沈恋深吸一口气,连日来淹没在心酸担忧中的灵魂久违地聚焦在病人身上。

椅上的老者双眼半阖,眼白泛着浑浊的黄。

干瘪的胸腔起伏微弱,每一次吸气,喉咙深处都带着风箱拉扯般的杂音。

尤其在如此近的距离,茶香已经掩盖不住老者身上的酸腐气味。

比起避开几步外的大儿子,被指下毒的小儿子始终站在不远处,时不时用帕子擦拭老爷子嘴角的呕吐物。

沈恋抬起右手,食、中、无名三指并拢,搭在老者右手寸关尺上。手腕冰凉。

指腹施加三分力道,没摸到脉动。

再加五分力道,指尖压至筋骨,才察觉到脉管如同细线般游丝跳动。

跳得极快,却涩滞无力。

沈恋漆黑的双瞳微微流转,片刻后起身,绕到另一侧,去探老者的左腕脉象。

周围几个年长的大夫交头接耳,对这个自称苏记坐馆大夫的年轻人显出不满的眼神。

大儿子请来的老大夫冷哼一声:“四肢厥冷,脉微欲绝,口吐白沫,加之水米不进,分明是砒石或是断肠草之类的毒物伤了脏腑。如此明显的病症,还要右手探罢探左手?这苏记也不怕你砸了他们的名声?”

周围的茶客窃窃私语,几十双眼睛盯着那个蹲在地上的年轻后生。

沈恋像是没听见嘲讽,指尖仍在老者的左腕上停留。

三息之后,他站起身。

“没有中毒。”沈恋神色平静地给出结论:“若是砒石之毒,脏腑溃烂,必然便血、七窍流血。若是断肠草,瞳孔会大如铜钱,对光无感。老者双瞳聚光缩放如常,身上也未见半点血迹,全无中毒迹象。”

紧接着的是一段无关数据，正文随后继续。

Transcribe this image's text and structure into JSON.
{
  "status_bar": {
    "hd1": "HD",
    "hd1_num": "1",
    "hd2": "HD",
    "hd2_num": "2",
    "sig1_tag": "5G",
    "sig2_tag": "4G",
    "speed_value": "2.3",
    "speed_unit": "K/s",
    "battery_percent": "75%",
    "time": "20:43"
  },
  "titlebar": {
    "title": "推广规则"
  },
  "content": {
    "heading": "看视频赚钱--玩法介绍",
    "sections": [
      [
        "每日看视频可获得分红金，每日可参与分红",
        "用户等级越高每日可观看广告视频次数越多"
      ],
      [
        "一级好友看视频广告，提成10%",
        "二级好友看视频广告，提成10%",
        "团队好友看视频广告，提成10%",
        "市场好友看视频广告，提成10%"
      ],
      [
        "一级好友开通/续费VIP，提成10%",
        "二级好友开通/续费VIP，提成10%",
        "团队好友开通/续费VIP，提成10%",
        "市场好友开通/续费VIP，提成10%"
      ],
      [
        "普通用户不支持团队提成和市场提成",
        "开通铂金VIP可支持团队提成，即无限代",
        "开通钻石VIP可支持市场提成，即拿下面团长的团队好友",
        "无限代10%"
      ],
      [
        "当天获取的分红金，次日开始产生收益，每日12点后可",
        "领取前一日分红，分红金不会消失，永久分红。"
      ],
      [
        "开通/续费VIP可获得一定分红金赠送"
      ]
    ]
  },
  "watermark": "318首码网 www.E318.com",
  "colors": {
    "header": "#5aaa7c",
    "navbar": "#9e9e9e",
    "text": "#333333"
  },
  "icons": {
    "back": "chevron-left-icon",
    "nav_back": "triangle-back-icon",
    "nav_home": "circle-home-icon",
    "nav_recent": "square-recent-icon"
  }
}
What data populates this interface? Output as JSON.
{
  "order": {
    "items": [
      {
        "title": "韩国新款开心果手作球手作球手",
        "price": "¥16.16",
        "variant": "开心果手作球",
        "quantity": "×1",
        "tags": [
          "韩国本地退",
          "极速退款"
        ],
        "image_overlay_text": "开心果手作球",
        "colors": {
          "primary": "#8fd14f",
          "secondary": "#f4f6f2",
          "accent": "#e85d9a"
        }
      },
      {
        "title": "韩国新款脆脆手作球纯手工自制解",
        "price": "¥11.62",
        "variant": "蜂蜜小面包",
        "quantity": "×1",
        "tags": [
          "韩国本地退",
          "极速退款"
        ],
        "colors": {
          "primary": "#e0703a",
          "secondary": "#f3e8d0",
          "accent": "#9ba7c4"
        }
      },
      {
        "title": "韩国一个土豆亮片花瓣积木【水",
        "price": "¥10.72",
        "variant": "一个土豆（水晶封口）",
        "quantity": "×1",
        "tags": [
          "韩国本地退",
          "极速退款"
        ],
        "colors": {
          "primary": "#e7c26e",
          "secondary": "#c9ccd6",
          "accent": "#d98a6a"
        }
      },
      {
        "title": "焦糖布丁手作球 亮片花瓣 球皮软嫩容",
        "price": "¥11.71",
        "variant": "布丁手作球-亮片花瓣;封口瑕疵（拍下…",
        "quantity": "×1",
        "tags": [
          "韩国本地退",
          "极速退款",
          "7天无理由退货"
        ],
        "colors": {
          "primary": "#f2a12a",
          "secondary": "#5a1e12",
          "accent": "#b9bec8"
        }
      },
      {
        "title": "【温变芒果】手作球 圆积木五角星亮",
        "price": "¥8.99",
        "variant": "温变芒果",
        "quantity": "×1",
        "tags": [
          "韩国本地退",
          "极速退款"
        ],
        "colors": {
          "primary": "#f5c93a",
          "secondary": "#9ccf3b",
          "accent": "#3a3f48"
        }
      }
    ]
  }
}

“妄言!若非中毒,这四肢冰凉、脉象沉绝,你作何解?”

“脾主四肢。脾气衰绝,阳气被阻,自然无法达于手足。”沈恋解释:“右关脉候脾胃,左关脉候肝胆。老者左手脉象细弱欲绝,但右手的关脉,重按之下,却有滑实之感。这是浊气上逆,胃失和降,食滞胃脘,演变成了关格之症。上下不通,才导致呕吐与昏迷,很可能是由积食诱发。”

茶馆里的议论声一下子消失了。

虽然在场绝大多数人一个字都听不懂,但直觉感觉这糊涂案子是真的要破了,都睁大眼睛看着那个年轻医生如何给结论。

大儿子上前一步,指着沈恋鼻子斥责:“你胡说什么!我爹这几天连水都喝不进,何来积食之说?”

沈恋并不搭理指责,转而弯身在老者耳边低语商量。

老者闻言,没怎么犹豫,连连点头,答应配合沈恋能破案的治疗方式。

沈恋当即出手,顺着老者的膝盖骨向下摸索,停在膝眼下三寸、胫骨前嵴外侧一横指处。

拇指指腹顶住穴位,左手交叠压在右手上,向内、向下,狠狠发力一碾!

“呃……呕——!”老者的身体剧烈痉挛,猛地侧过身去。

伴随着咕噜噜呕吐声,一滩黏稠的浊物呈喷射状吐在青砖地上。

一股浓烈酸腐气味瞬间将茶馆里的茉莉茶香冲得一干二净。

众人下意识用袖子捂住口鼻,原本争着往前面挤的看客都恨不得贴在墙上。

一连吐了三大口,老者剧烈喘息着瘫回躺椅。

但神奇的事情发生了。

随着浊物吐出,老者高高隆起的胃脘肉眼可见地瘪了下去。